Il diritto del bambino ad avere una famiglia
di Fabiana Carta.
Paola Murino e Maurizio Ligas raccontano la gioia di aver dato a tre bambini la possibilità di avere una famiglia
Possiamo parlare di vocazione, quando si sceglie di adottare dei bambini, a patto che non si facciano differenze con la vocazione di voler diventare genitori di un figlio partorito naturalmente. Ne sono convinti Paola Murino e Maurizio Ligas, che vivono a Lanusei con Luz, Marlon e Brayan, tre fratelli colombiani adottati quasi undici anni fa. «Ci siamo sposati non proprio giovanissimi. I figli non sono arrivati – raccontano – e allo scadere dei tre anni abbiamo pensato che le soluzioni potessero essere due: la fecondazione assistita o l’adozione. Non abbiamo avuto dubbi sulla scelta. Unire due famiglie, la nostra con quella di altri bambini che cercavano dei genitori, per dare loro un’opportunità».
È il 2013 quando intraprendono il percorso, aprendo la strada sia a un’adozione nazionale che internazionale, passando per vari colloqui con lo psicologo, l’assistente sociale e il giudice. «L’adozione nazionale è completamente gratuita, mentre per l’internazionale bisogna affidarsi a un ente. Il rimborso, abbastanza limitato, è previsto, ma arriva dopo anni. Questo per dire che chi sceglie questa strada deve anche far i conti con la disponibilità economica. L’intero iter è durato due anni, il tempo minimo per legge», spiegano.
Prima dell’incontro di persona, la famiglia che adotta si impegna a preparare delle foto e dei video da mostrare ai bambini; allo stesso modo i bambini preparano del materiale da mostrare ai futuri genitori. Come un assaggio degli abbracci e dei sorrisi che arriveranno. «Quando siamo arrivati a Bogotà, in Colombia, abbiamo avuto un incontro preliminare con gli assistenti sociali, sempre accompagnati da una persona dell’ente che ha seguito la nostra pratica, e il giorno dopo c’è stato l’incontro con i bambini. Da quel momento siamo diventati un’unica famiglia».
Il primo incontro – atteso, immaginato, sognato – avviene sempre in maniera standard: una piccola festicciola, con dolci, bibite e qualche regalo per i bambini. Tra l’emozione e l’imbarazzo, per essere sempre sotto lo sguardo degli assistenti sociali, avviene il piccolo miracolo. In questo caso, l’incastro perfetto.

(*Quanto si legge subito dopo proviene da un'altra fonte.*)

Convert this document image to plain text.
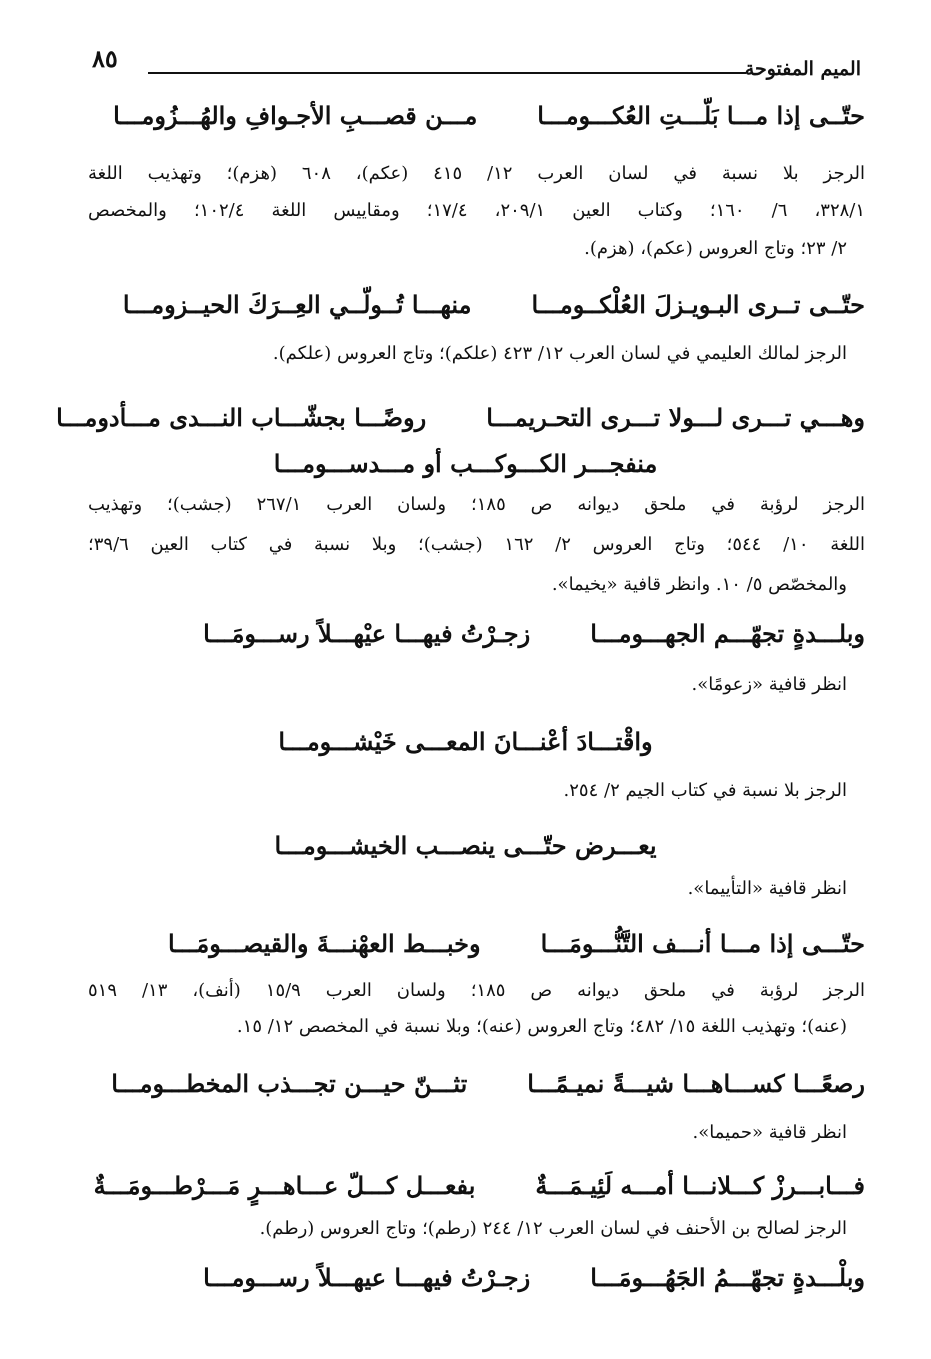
الميم المفتوحة
٨٥
حتّــى إذا مـــا بَلّـــتِ العُكـــومـــامـــن قصـــبِ الأجـوافِ والهُـــزُومـــا
الرجز بلا نسبة في لسان العرب ١٢/ ٤١٥ (عكم)، ٦٠٨ (هزم)؛ وتهذيب اللغة
٣٢٨/١، ٦/ ١٦٠؛ وكتاب العين ٢٠٩/١، ١٧/٤؛ ومقاييس اللغة ١٠٢/٤؛ والمخصص
٢/ ٢٣؛ وتاج العروس (عكم)، (هزم).
حتّــى تــرى البـويـزلَ العُلْكــومـــامنهـــا تُــولّــي العِــرَكَ الحيــزومـــا
الرجز لمالك العليمي في لسان العرب ١٢/ ٤٢٣ (علكم)؛ وتاج العروس (علكم).
وهـــي تـــرى لـــولا تـــرى التحـريمـــاروضًـــا بجشّـــاب النـــدى مـــأدومـــا
منفجـــر الكـــوكـــب أو مـــدســـومـــا
الرجز لرؤبة في ملحق ديوانه ص ١٨٥؛ ولسان العرب ٢٦٧/١ (جشب)؛ وتهذيب
اللغة ١٠/ ٥٤٤؛ وتاج العروس ٢/ ١٦٢ (جشب)؛ وبلا نسبة في كتاب العين ٣٩/٦؛
والمخصّص ٥/ ١٠. وانظر قافية «يخيما».
وبلـــدةٍ تجهّـــم الجهـــومـــازجـرْتُ فيهـــا عيْهـــلاً رســـومَـــا
انظر قافية «زعومًا».
واقْتـــادَ أعْنـــانَ المعـــى خَيْشـــومـــا
الرجز بلا نسبة في كتاب الجيم ٢/ ٢٥٤.
يعـــرض حتّـــى ينصـــب الخيشـــومـــا
انظر قافية «التأييما».
حتّـــى إذا مـــا أنـــف التَّنُّـــومَـــاوخبـــط العهْنـــةَ والقيصـــومَـــا
الرجز لرؤبة في ملحق ديوانه ص ١٨٥؛ ولسان العرب ١٥/٩ (أنف)، ١٣/ ٥١٩
(عنه)؛ وتهذيب اللغة ١٥/ ٤٨٢؛ وتاج العروس (عنه)؛ وبلا نسبة في المخصص ١٢/ ١٥.
رصعًـــا كســـاهـــا شيـــةً نميـمًـــاتثـــنّ حيـــن تجـــذب المخطـــومـــا
انظر قافية «حميما».
فـــابـــرزْ كـــلانـــا أمـــه لَئِيـمَـــةٌبفعـــل كـــلّ عـــاهـــرٍ مَـــرْطـــومَـــةٌ
الرجز لصالح بن الأحنف في لسان العرب ١٢/ ٢٤٤ (رطم)؛ وتاج العروس (رطم).
وبلْـــدةٍ تجهّـــمُ الجَهُـــومَـــازجـرْتُ فيهـــا عيهـــلاً رســـومـــا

La fusione delle due famiglie è un processo naturale, per due lunghi mesi nella capitale colombiana, senza particolari difficoltà. «Eravamo preparati a tutto – ricorda Paola –: la prima sera ci siamo messi a guardare la televisione tutti insieme nel lettone e i bambini hanno dormito tutta la notte con noi, senza nessun problema. Dopo due giorni abbiamo iniziato a girare per la città. Ho studiato un po’ di spagnolo, cercavamo di comunicare così. È stato molto strano come abbiamo legato praticamente subito».
Arrivati a Lanusei c’è voluto del tempo per adattarsi, come è normale che sia. I bambini avevano sei, sette e undici anni all’epoca, hanno dovuto abituarsi a una lingua e a una cultura completamente diverse dalla loro. «Sicuramente è stata la scelta migliore che potessimo fare. Certe volte c’è il problema che alcune coppie vogliono dei bambini in maniera quasi ossessiva e provano tutte le vie possibili che la scienza offre. Sembra quasi che esista il diritto della coppia ad avere un bambino, ma no, c’è il diritto del bambino ad avere una famiglia. Noi l’abbiamo fatto per dare l’opportunità a dei bambini che hanno avuto qualche problema e per cominciare un progetto di vita insieme. Tante persone, ancora oggi, giudicano la nostra scelta come straordinaria, ma a noi non sembra, perché è stato come accogliere un proprio figlio, non c’è stata nessuna differenza», concludono.